W sobotę rano, 29 października, w Sewastopolu, który jest bazą rosyjskiej Floty Czarnomorskiej, doszło do eksplozji. O zmasowane uderzenie na obiekty infrastruktury wojskowe Rosja oskarżyła Ukrainę, podkreślając jednocześnie, że atak został odparty przez rosyjską obronę przeciwlotniczą.
Wbrew zapewnieniom Rosjan o skutecznej obronie, ukraińskie media donoszą, że uszkodzonych mogło zostać kilka rosyjskich okrętów, w tym m.in. „Admirał Makarow”, który po zatopieniu krążownika „Moskwa” miał zostać okrętem flagowym Floty Czarnomorskiej.
W godzinach popołudniowych Rosjanie wydali oświadczenie, w którym stwierdzili, że atak dronów na Sewastopol miał zostać przeprowadzony przez Ukraińców, ale pod przewodnictwem brytyjskich specjalistów. Rosjanie oskarżyli też Wielką Brytanię o uszkodzenie gazociągów Nord Stream 1 i 2, jako sprawcę wskazując jedną z jednostek brytyjskiej Royal Navy.
- Według dostępnych informacji członkowie tej jednostki brytyjskiej marynarki wojennej brali udział w planowaniu, przygotowywaniu i realizacji ataku terrorystycznego na Morzu Bałtyckim 26 września tego roku - przekazało rosyjskie ministerstwo, nie podając żadnych dowodów na potwierdzenie swych twierdzeń.
Na odpowiedź Wielkiej Brytanii nie trzeba było długo czekać. Ministerstwo Obrony Wielkiej Brytanii opublikowało krótkie oświadczenie, w którym stanowczo odrzuciło rosyjskie oskarżenia.

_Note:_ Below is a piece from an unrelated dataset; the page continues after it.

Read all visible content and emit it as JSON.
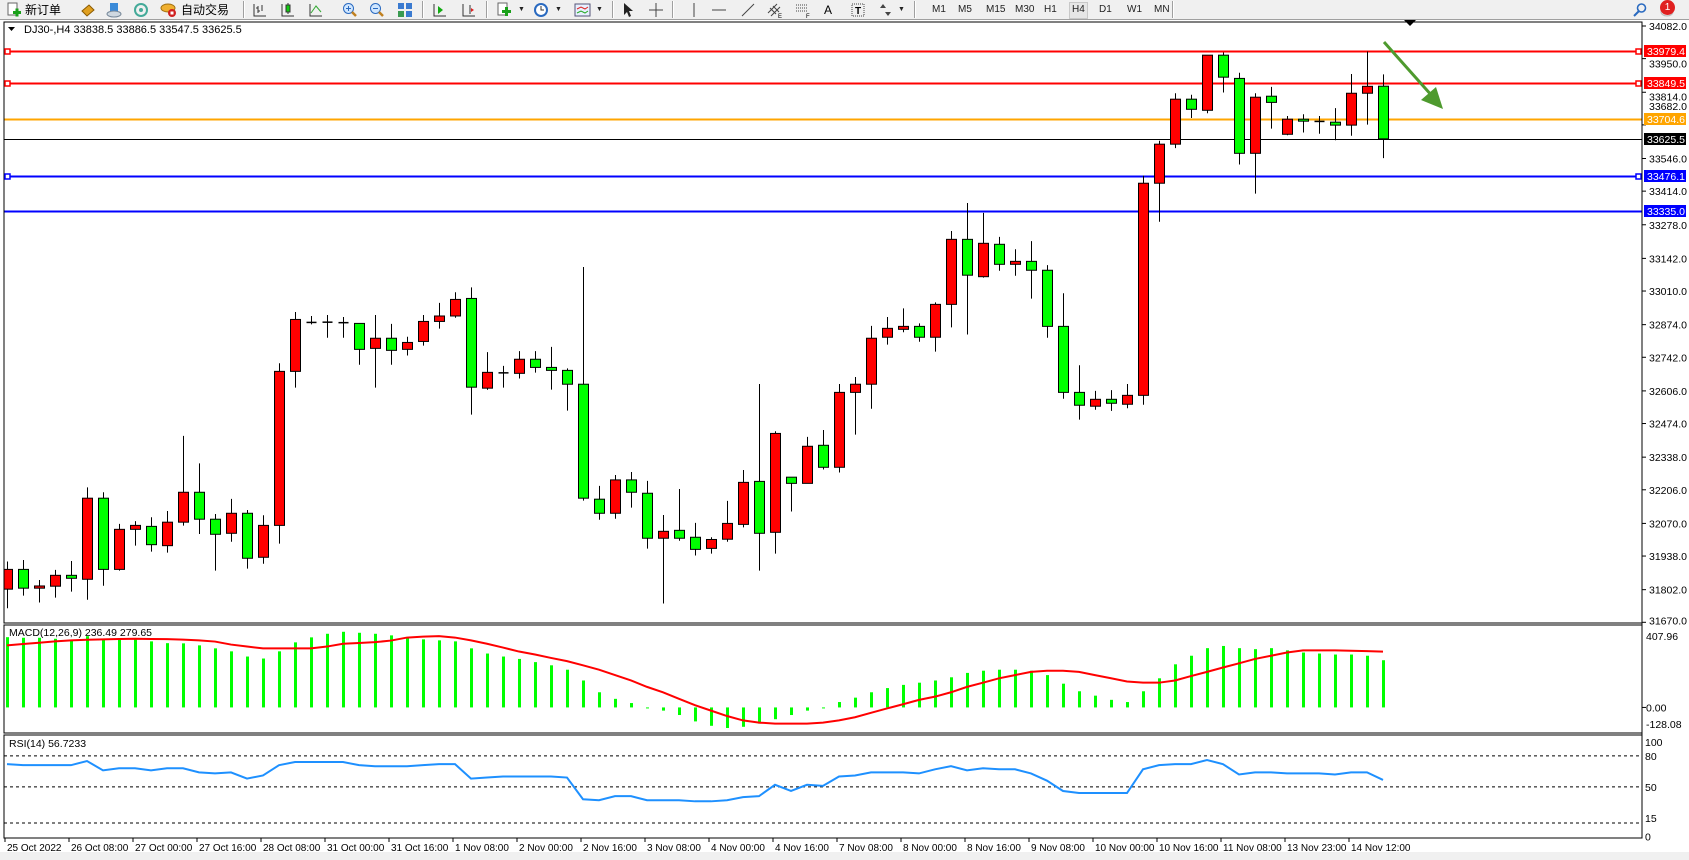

- Aby odciągnąć uwagę od jej katastrofalnie prowadzonej nielegalnej inwazji na Ukrainę, rosyjskie ministerstwo obrony ucieka się do rozpowszechniania fałszywych twierdzeń na ogromną skalę. Ta najnowsza zmyślona historia mówi więcej o kłótniach toczących się wewnątrz rosyjskiego rządu niż o Zachodzie - przekazało brytyjskie ministerstwo obrony na Twitterze.